The bottom cill with the new gates in place. Each gate weighs two and a half tons and replace the previous twenty year old ones. They are made from sustainable English oak and cost (if we can remember what we were told) more than £30,000 the pair.
The maintenance crew found quite a lot of “treasure” during the clearing of the silt.
The bottom gates are fitted with new plastic paddles with PTFE slides to make them much easier to open. We were reminded that they can still come detached if they’re dropped!
It was marvellous to be able to see how and where the water comes in at the top end of the lock. There’s a brick culvert on either side over two feet in diameter so “us boaters” can now understand why our boats can be thrown around by the huge force of water when the top paddles are opened. During this maintenance period the seepage water is continually taken away by the sump pump so that the public keep their feet dry.

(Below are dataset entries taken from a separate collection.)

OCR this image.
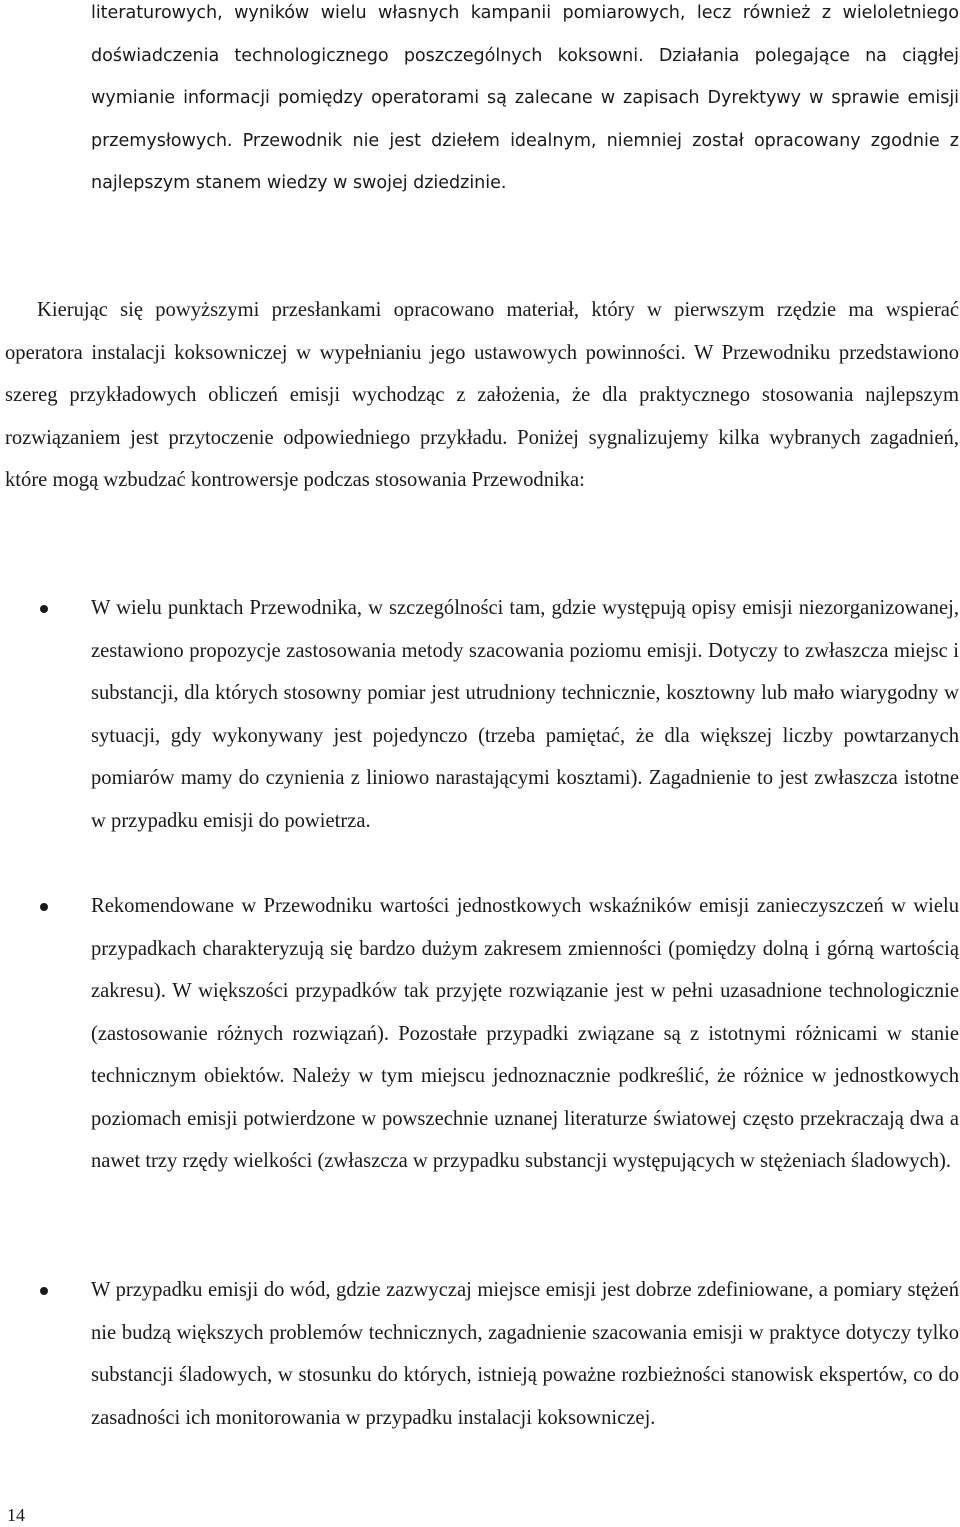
literaturowych, wyników wielu własnych kampanii pomiarowych, lecz również z wieloletniego doświadczenia technologicznego poszczególnych koksowni. Działania polegające na ciągłej wymianie informacji pomiędzy operatorami są zalecane w zapisach Dyrektywy w sprawie emisji przemysłowych. Przewodnik nie jest dziełem idealnym, niemniej został opracowany zgodnie z najlepszym stanem wiedzy w swojej dziedzinie.

Kierując się powyższymi przesłankami opracowano materiał, który w pierwszym rzędzie ma wspierać operatora instalacji koksowniczej w wypełnianiu jego ustawowych powinności. W Przewodniku przedstawiono szereg przykładowych obliczeń emisji wychodząc z założenia, że dla praktycznego stosowania najlepszym rozwiązaniem jest przytoczenie odpowiedniego przykładu. Poniżej sygnalizujemy kilka wybranych zagadnień, które mogą wzbudzać kontrowersje podczas stosowania Przewodnika:

W wielu punktach Przewodnika, w szczególności tam, gdzie występują opisy emisji niezorganizowanej, zestawiono propozycje zastosowania metody szacowania poziomu emisji. Dotyczy to zwłaszcza miejsc i substancji, dla których stosowny pomiar jest utrudniony technicznie, kosztowny lub mało wiarygodny w sytuacji, gdy wykonywany jest pojedynczo (trzeba pamiętać, że dla większej liczby powtarzanych pomiarów mamy do czynienia z liniowo narastającymi kosztami). Zagadnienie to jest zwłaszcza istotne w przypadku emisji do powietrza.

Rekomendowane w Przewodniku wartości jednostkowych wskaźników emisji zanieczyszczeń w wielu przypadkach charakteryzują się bardzo dużym zakresem zmienności (pomiędzy dolną i górną wartością zakresu). W większości przypadków tak przyjęte rozwiązanie jest w pełni uzasadnione technologicznie (zastosowanie różnych rozwiązań). Pozostałe przypadki związane są z istotnymi różnicami w stanie technicznym obiektów. Należy w tym miejscu jednoznacznie podkreślić, że różnice w jednostkowych poziomach emisji potwierdzone w powszechnie uznanej literaturze światowej często przekraczają dwa a nawet trzy rzędy wielkości (zwłaszcza w przypadku substancji występujących w stężeniach śladowych).

W przypadku emisji do wód, gdzie zazwyczaj miejsce emisji jest dobrze zdefiniowane, a pomiary stężeń nie budzą większych problemów technicznych, zagadnienie szacowania emisji w praktyce dotyczy tylko substancji śladowych, w stosunku do których, istnieją poważne rozbieżności stanowisk ekspertów, co do zasadności ich monitorowania w przypadku instalacji koksowniczej.

14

We were well looked after by the C&RT staff and volunteers and they spared no expense getting us safely in and out of the lock.
The temporary dam of wooden beams works very well at keeping the water out at the bottom end.
A view from the lock edge of the lovely new gates.
It was a real treat to go down into the lock and see the full structure and workings and we complement C&RT on their efforts at giving the public a chance to do something so special – and we have to thank Adam for his timely information which allowed us this special treat.
We had lunch on the hoof in Camden Market, where there’s more food choice than you shake a stick at, and then we walked over to Kings Cross for a lunchtime drink in a nice little pub we discovered a while back, close to the canal museum. Tonight we hope to enjoy some London Saturday nightlife in Soho.